For this reason, booting into the BIOS in Windows 11 is a little different from previous versions such as Windows 7. If you’re wondering how to do this, here’s a quick guide for you.
But first things first…
BIOS and UEFI: what’s the difference?
Sometimes the two terms are used interchangeably, but BIOS is a bit different from UEFI, and in short, UEFI is an evolution of what the BIOS used to do.
UEFI is an acronym for Single expandable firmwarea BIOS Basic input/output system. Both provide similar functionality, although UEFI has more modern features such as Managed Partition Table (GPT) and secure boot. However, UEFI does not support the old MBR used by the BIOS.
Therefore, to migrate from a legacy system using MBR and BIOS to a UEFI-enabled operating system, you must convert the boot disk to GPT format. For Windows 11, secure boot and the Trusted Platform Module (TPM) must also be enabled. In this article, we will refer to UEFI BIOS as they represent almost the same thing and are used interchangeably for the most part.
After that, let’s get back to how to access the BIOS settings.
There are two ways to boot into the BIOS in Windows 11. One is through Windows settings and the other is by pressing the Shift key while clicking the restart button in the Start menu.
Option 1: From the Start Menu
- Click the Windows Start menu, then the Power button.

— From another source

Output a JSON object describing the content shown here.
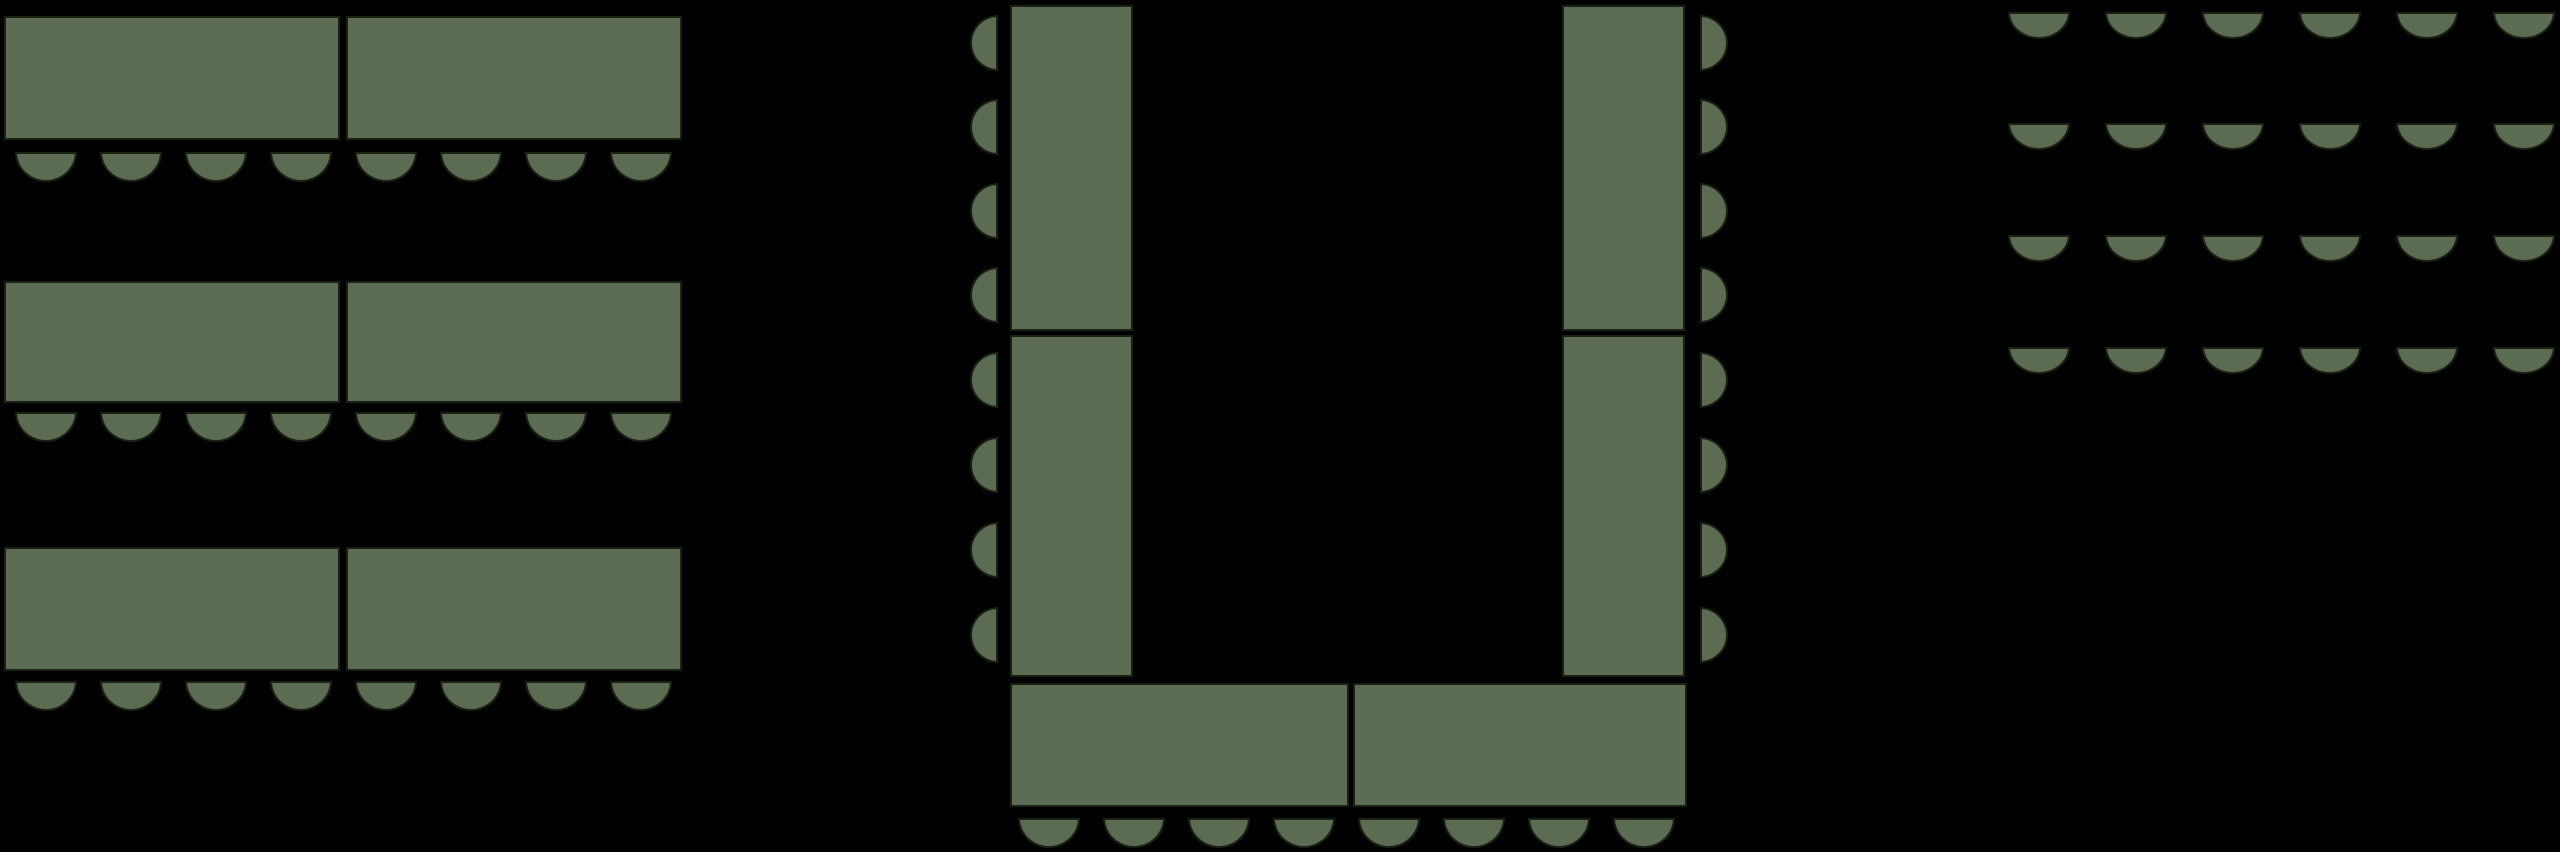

- Hold down the Shift key and click the Restart button.
- This will take you to the Windows troubleshooting options where you can reboot into the BIOS.
Option 2: From Windows Settings
- You can access Windows Settings by right-clicking on the Start Menu. Then go to System > Recovery.

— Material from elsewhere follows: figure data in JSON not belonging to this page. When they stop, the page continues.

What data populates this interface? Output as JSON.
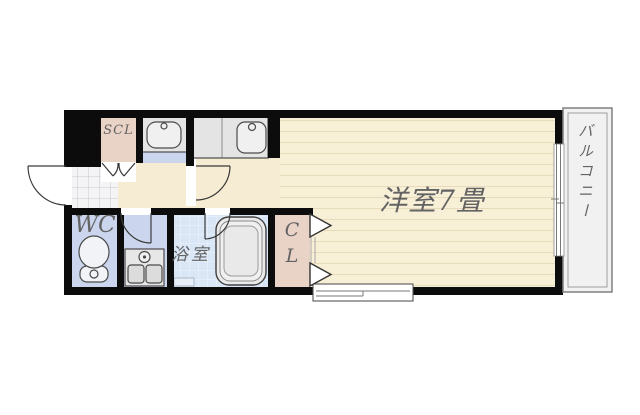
{
  "rooms": {
    "main_room": {
      "label": "洋室7畳"
    },
    "balcony": {
      "label": "バルコニー"
    },
    "bathroom": {
      "label": "浴室"
    },
    "toilet": {
      "label": "WC"
    },
    "closet": {
      "label_line1": "C",
      "label_line2": "L"
    },
    "shoe_closet": {
      "label": "SCL"
    }
  },
  "colors": {
    "wall": "#0c0c0c",
    "room_floor": "#f8efd7",
    "plank_line": "#e8dbbc",
    "hall_floor": "#f6ecd3",
    "wet_floor": "#cbd5ee",
    "bath_floor": "#d9e6f5",
    "closet_floor": "#e9d2c6",
    "tile_floor": "#f4f4f6",
    "fixture_fill": "#e4e4e4",
    "balcony_floor": "#f1f1f1",
    "label_text": "#636363"
  }
}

- In recovery settings, under “Advanced startup”, click Reload Now.
Navigating Advanced Windows Startup Options
- After using either of the above two options, wait for the loading screen to complete, and then click the button Troubleshooting button.
- Click Advanced Options chapter
- Then select UEFI firmware settings for bios settings
- The next screen provides the option to reboot and access the BIOS setup page.
Once loaded, you will be presented with the UEFI settings.
Please note that depending on the manufacturer of the device, you may encounter options other than those listed below.
The BIOS provides access to several low-level settings for managing hardware devices, such as USB functions, boot priority, secure boot, etc. Most modern UEFI interfaces have built-in mouse input, making it easy to navigate and select various options.